EXPO: Le Logis-Floréal – a co-operative project (extended)

The first "garden cities" appeared in Belgium about a hundred years ago. We now ask ourselves, a century later, whether their philosophy based upon collective and cooperative living is likely to provide solutions to the current housing crisis. CIVA intends to address this question by means of an exhibition and a symposium.

Dates
Friday, March 25, 2022Sunday, August 14, 2022
Hours
10:30 - 18:00
Language(s)
NL / FR / EN
Place
CIVA, Rue de l'Ermitage 55, 1050 Brussels
Tickets

Free access to the exhibition

Partner
Centenaire cités-jardins / Honderd jaar tuinwijken

At the end of the First World War, a housing crisis was raging in Belgium. The shortage of materials caused construction costs to soar, the scarcity of building land fuelled speculation, and reconstruction after the bombing was painfully slow. This situation only aggravated the working classes’ already miserable living conditions, driven by the rural exodus to the cities which began in the mid-19th century.
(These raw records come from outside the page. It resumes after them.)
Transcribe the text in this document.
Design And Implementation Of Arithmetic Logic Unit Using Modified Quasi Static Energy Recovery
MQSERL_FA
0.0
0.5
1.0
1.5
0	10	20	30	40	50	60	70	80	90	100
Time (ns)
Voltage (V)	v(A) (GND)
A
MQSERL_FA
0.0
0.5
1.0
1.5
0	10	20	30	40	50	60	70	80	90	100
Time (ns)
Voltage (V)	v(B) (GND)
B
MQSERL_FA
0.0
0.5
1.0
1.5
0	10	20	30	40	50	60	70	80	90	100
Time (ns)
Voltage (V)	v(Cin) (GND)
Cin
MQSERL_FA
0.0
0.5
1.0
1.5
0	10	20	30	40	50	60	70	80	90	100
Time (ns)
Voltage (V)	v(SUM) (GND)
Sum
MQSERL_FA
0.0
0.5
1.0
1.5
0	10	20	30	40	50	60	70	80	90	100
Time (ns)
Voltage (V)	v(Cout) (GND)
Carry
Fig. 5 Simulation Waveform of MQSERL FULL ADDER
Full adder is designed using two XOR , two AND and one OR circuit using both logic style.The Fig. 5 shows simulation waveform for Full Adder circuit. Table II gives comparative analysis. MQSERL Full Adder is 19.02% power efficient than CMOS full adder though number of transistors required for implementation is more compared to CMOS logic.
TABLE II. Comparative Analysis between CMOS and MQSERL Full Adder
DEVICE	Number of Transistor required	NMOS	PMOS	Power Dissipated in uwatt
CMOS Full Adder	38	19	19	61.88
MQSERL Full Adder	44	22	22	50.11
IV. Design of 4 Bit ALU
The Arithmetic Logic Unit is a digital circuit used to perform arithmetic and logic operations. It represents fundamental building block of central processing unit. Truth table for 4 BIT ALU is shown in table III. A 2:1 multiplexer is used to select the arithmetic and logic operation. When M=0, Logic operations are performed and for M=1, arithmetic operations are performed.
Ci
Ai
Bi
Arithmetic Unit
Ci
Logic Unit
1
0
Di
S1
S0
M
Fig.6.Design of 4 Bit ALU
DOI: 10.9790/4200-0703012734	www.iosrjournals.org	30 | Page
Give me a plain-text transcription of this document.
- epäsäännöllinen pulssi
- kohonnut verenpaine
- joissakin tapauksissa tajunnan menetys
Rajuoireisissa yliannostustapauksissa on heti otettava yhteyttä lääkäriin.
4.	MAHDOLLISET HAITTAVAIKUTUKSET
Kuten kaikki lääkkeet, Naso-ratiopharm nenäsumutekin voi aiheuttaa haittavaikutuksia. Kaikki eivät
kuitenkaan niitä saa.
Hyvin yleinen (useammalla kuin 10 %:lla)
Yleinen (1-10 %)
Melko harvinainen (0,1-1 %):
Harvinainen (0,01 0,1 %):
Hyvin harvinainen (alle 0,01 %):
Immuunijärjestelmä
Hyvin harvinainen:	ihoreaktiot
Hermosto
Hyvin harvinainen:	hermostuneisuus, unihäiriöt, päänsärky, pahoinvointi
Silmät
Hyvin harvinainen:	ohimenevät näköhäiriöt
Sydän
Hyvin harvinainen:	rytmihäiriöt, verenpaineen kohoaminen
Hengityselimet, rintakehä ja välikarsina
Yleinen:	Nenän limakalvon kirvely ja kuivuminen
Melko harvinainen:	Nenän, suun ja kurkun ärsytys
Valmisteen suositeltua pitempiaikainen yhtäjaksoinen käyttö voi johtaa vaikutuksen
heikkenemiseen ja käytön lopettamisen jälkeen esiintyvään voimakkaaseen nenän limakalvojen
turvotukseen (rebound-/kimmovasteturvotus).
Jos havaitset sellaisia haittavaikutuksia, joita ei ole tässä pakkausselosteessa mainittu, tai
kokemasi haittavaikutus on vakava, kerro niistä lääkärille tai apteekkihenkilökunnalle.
While searching for solutions, some of the public authorities and the architects of the Belgian modernist avant-garde proposed the "garden city" model: a housing estate in a green area on the city’s outskirts. The model had many advantages: the building land was cheaper, and the use of standardisation and modern materials like concrete helped to reduce costs and speed up the construction process.

Some of these garden cities of the 1920s favoured the economic and socio-cultural model of cooperative housing: each resident was a tenant in his or her own home but co-owner of the entire garden city. This model implies not only the creation of a number of living spaces and collective facilities, but also a balance between the individual and the collective, the private and the public, unity and diversity.  

Today, the issue of collective housing is once again on the agenda. The exhibition, which is mainly devoted to "Le Logis-Floréal", and a colloquium with Belgian and international guests places the cooperative garden city in a historical perspective and examines the model's relevance with regards to today's challenges in terms of architecture, urbanism, landscape, and contemporary socio-economic and cultural contexts.